11.    Concurrence – Amendes – Montant – Pouvoir d’appréciation de la Commission – Contrôle juridictionnel – Compétence de pleine juridiction du juge de l’Union – Portée

(Art. 261 TFUE ; règlement du Conseil nº 1/2003, art. 31)

1.      En matière d’ententes, lorsqu’une procédure de transaction n’implique pas tous les participants à une infraction, par exemple, lorsqu’une entreprise se retire de ladite procédure, la Commission adopte, d’une part, à la suite d’une procédure simplifiée (la procédure de transaction), une décision ayant pour destinataires les participants à l’infraction ayant décidé de transiger et reflétant pour chacun d’entre eux leur engagement et, d’autre part, selon une procédure ordinaire, une décision adressée aux participants à l’infraction ayant décidé de ne pas transiger.

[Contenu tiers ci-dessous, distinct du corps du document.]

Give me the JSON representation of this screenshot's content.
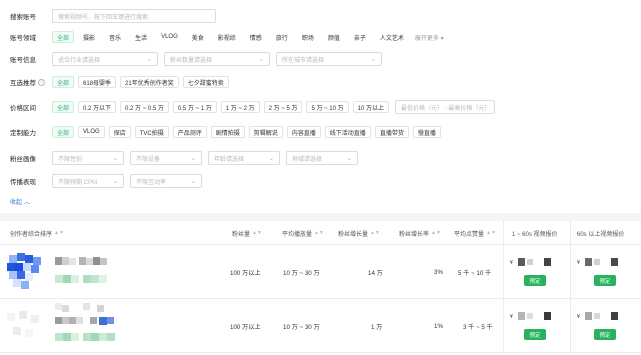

Toutefois, même dans un tel cas hybride, impliquant l’adoption de deux décisions ayant des destinataires différents et à la suite de deux procédures distinctes, il s’agit de participants à une seule et même entente, de sorte que le principe d’égalité de traitement doit être respecté. Ce principe requiert que les situations comparables ne soient pas traitées de manière différente et que des situations différentes ne soient pas traitées de manière égale, à moins qu’un tel traitement ne soit objectivement justifié.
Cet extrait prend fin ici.